With this property comes the potential to uncover many insights about a dataset through clustering. Using an algorithm like t-SNE, you can visualize all of the images in your dataset on a scatter plot. Similar images will be closer together; dissimilar images will be further apart. This visualization will give you an insight into the composition of your dataset.

You can use this plot with a secondary dimension, such as how a model performed on each image, to figure out whether there are particular clusters of images that perform more poorly on your data. If this is the case, you may not have enough images for a given use case, data may not be labeled correctly, among other reasons. CLIP can help you identify dataset issues, and you can spend time working to resolve any issues you have found.

Roboflow has an in-app vector analysis tool you can use to understand model performance across images in your test dataset. The vector analysis tool is powered by CLIP, allowing you to see performance grouped into clusters by the semantic similarity of images.

We have also published a blog post and accompanying notebook that you can use to run your own vector analysis on a dataset.

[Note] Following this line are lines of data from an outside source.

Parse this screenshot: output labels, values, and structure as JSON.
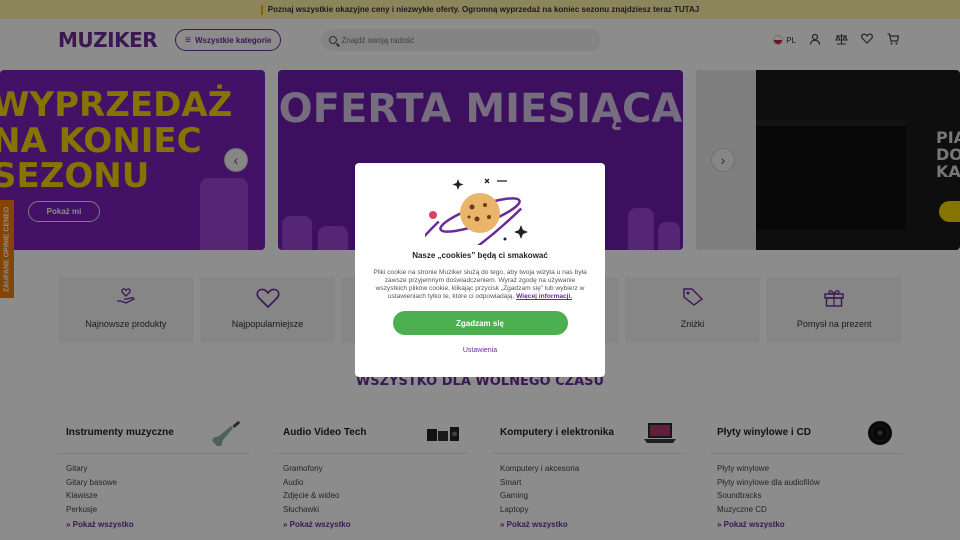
{
  "promo": {
    "text": "Poznaj wszystkie okazyjne ceny i niezwykłe oferty. Ogromną wyprzedaż na koniec sezonu znajdziesz teraz TUTAJ"
  },
  "header": {
    "logo": "MUZIKER",
    "categories_button": "Wszystkie kategorie",
    "search_placeholder": "Znajdź swoją radość",
    "language": "PL",
    "icons": [
      "flag-pl-icon",
      "user-icon",
      "scale-icon",
      "heart-icon",
      "cart-icon"
    ]
  },
  "banners": [
    {
      "title": "WYPRZEDAŻ NA KONIEC SEZONU",
      "button": "Pokaż mi"
    },
    {
      "title": "OFERTA MIESIĄCA",
      "button": ""
    },
    {
      "title": "PIA DO KA",
      "button": ""
    }
  ],
  "ceneo": {
    "label": "ZAUFANE OPINIE CENEO"
  },
  "tiles": [
    {
      "label": "Najnowsze produkty",
      "icon": "hand-heart-icon"
    },
    {
      "label": "Najpopularniejsze",
      "icon": "heart-icon"
    },
    {
      "label": "",
      "icon": ""
    },
    {
      "label": "",
      "icon": ""
    },
    {
      "label": "Zniżki",
      "icon": "tag-icon"
    },
    {
      "label": "Pomysł na prezent",
      "icon": "gift-icon"
    }
  ],
  "section_title": "WSZYSTKO DLA WOLNEGO CZASU",
  "categories": [
    {
      "title": "Instrumenty muzyczne",
      "items": [
        "Gitary",
        "Gitary basowe",
        "Klawisze",
        "Perkusje"
      ],
      "more": "Pokaż wszystko",
      "thumb": "guitar-icon"
    },
    {
      "title": "Audio Video Tech",
      "items": [
        "Gramofony",
        "Audio",
        "Zdjęcie & wideo",
        "Słuchawki"
      ],
      "more": "Pokaż wszystko",
      "thumb": "audio-gear-icon"
    },
    {
      "title": "Komputery i elektronika",
      "items": [
        "Komputery i akcesoria",
        "Smart",
        "Gaming",
        "Laptopy"
      ],
      "more": "Pokaż wszystko",
      "thumb": "laptop-icon"
    },
    {
      "title": "Płyty winylowe i CD",
      "items": [
        "Płyty winylowe",
        "Płyty winylowe dla audiofilów",
        "Soundtracks",
        "Muzyczne CD"
      ],
      "more": "Pokaż wszystko",
      "thumb": "vinyl-icon"
    }
  ],
  "cookie_modal": {
    "title": "Nasze „cookies” będą ci smakować",
    "body": "Pliki cookie na stronie Muziker służą do tego, aby twoja wizyta u nas była zawsze przyjemnym doświadczeniem. Wyraź zgodę na używanie wszystkich plików cookie, klikając przycisk „Zgadzam się” lub wybierz w ustawieniach tylko te, które ci odpowiadają.",
    "more_link": "Więcej informacji.",
    "accept_button": "Zgadzam się",
    "settings_link": "Ustawienia"
  },
  "colors": {
    "brand": "#6c2a99",
    "accept": "#4caf50",
    "promo_bg": "#fff3a8",
    "ceneo": "#f57c00"
  }
}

More Use Cases for Foundation Vision Models

There are many more use cases for foundation vision models. The Roboflow team is always thinking about ways to use foundation models to solve business problems. Here are a few other use cases for foundation vision models:

  1. Classify frames in a video with CLIP. CLIP accepts arbitrary text labels, which is useful for zero-shot (no prior training) classification on video frames.
  2. Identify scene changes in a video with CLIP.
  3. Build a semantic image search engine with CLIP.
  4. Use a model out of the box for inference. This is useful if you have a limited range of images on which you want to run inference, or for experimenting.

How to Use Foundation Models with Roboflow

Roboflow has a range of tools you can use to experiment with foundation models:

  1. Autodistill: With Autodistill, you can use CLIP, SAM, Grounding DINO, DINOv2, and other foundation models for labeling data automatically in a few lines of code (or a single command).
  2. Inference: Roboflow Inference has endpoints for using CLIP and SAM. This allows you to run inference with CLIP and SAM through a HTTP endpoint hosted in Docker. With Inference, you can have a single server manage all of your inferences.
  3. SAM-based Label Assist: You can use SAM for automated labeling in Roboflow Annotate, allowing you to label images faster than ever.

We also have free notebooks that show how to use various foundation models step by step.


Foundation vision models are playing a growing role in modern vision workflows. While foundation models may be unwieldy to use for inference on the edge, there are many practical situations in which they are useful.

There are foundation models covering object detection, classification, and segmentation, such as Grounding DINO, CLIP, and SAM, respectively.

In this guide, we have explored how to use foundation vision models for automated data collection, automated labeling, human-assisted automated labeling, and for learning more about the contents of a dataset. You can use the information we have provided to think through potential use cases for foundation models in your projects, no matter the scale at which you are working.